Kraybill Conflict Style has five styles of addressing any dispute. These styles are directing, avoiding, cooperating, harmonizing, and compromising. People will use different styles depending on their perception of the conflict. However, no style is right or wrong since it depends on the predominant situations.
Directing style is applicable in a case having a high focus on agenda and a low concentration on the relationship and results in a win-lose situation. The person with more power dictates how things should go without paying attention to other people’s opinions or needs. The focus is getting the assigned task completed successfully rather than creating enjoyment in the process. Happiness will only come after achieving the goals regardless of the process that was followed to deliver these objectives.
A combination of low focus on relationship and agenda is best applicable with avoiding style, which results in a lose-lose outcome. The parties engaging in the conflict ignores a conflict instead of engaging each other to resolves the situation.
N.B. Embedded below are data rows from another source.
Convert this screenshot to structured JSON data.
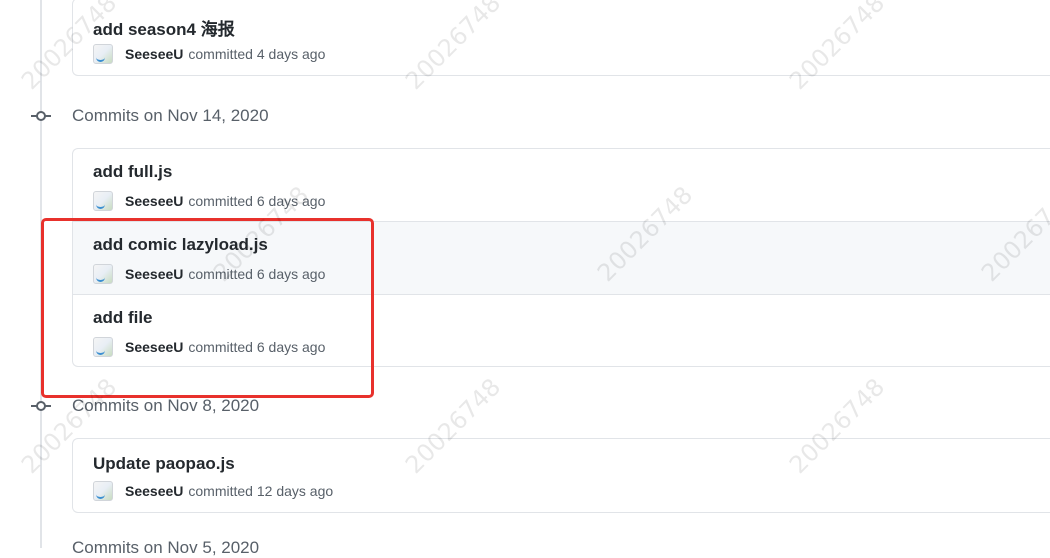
{
  "watermark": "20026748",
  "groups": [
    {
      "header": "",
      "commits": [
        {
          "title": "add season4 海报",
          "author": "SeeseeU",
          "meta": "committed 4 days ago"
        }
      ]
    },
    {
      "header": "Commits on Nov 14, 2020",
      "commits": [
        {
          "title": "add full.js",
          "author": "SeeseeU",
          "meta": "committed 6 days ago"
        },
        {
          "title": "add comic lazyload.js",
          "author": "SeeseeU",
          "meta": "committed 6 days ago"
        },
        {
          "title": "add file",
          "author": "SeeseeU",
          "meta": "committed 6 days ago"
        }
      ]
    },
    {
      "header": "Commits on Nov 8, 2020",
      "commits": [
        {
          "title": "Update paopao.js",
          "author": "SeeseeU",
          "meta": "committed 12 days ago"
        }
      ]
    },
    {
      "header": "Commits on Nov 5, 2020",
      "commits": []
    }
  ],
  "colors": {
    "highlight_border": "#e8312c",
    "border": "#e1e4e8",
    "muted_text": "#586069"
  }
}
The parties may deny the existence of a conflict or procrastinate any efforts aiming at talking about a conflict.
When cooperating to address conflicts, both sides have high focus on the agenda and relationships. Resolving the conflict focuses on enhancing the relationship while still sticking to the objectives. Both parties have to make a deliberate commitment of both time and efforts to address the conflict through interaction and active listening. Patience is key in this style, as both parties must be honest in dealing with the issues at hand. In the end, both parties end up winning if they cooperate with each other.
Those who perceive relationships being more important than focusing on the agenda will explore harmonizing style where one party wins while the other loses. This style will see teams or individuals sacrificing their preferences or stands in the conflict for the sake of enhancing teamwork or maintaining the unity of people. Harmonization may harm achievement of goals in an organization or teams when individuals with significant relationships are working together.
The final style is compromising, whose focus is striking a balance between the relationships and getting tasks done. This method acknowledges the need to nurture, maintain, and advance relationship while still getting the objectives achieved. Such a balance results into better teamwork and enhances collective responsibility on the achievement of a common goal.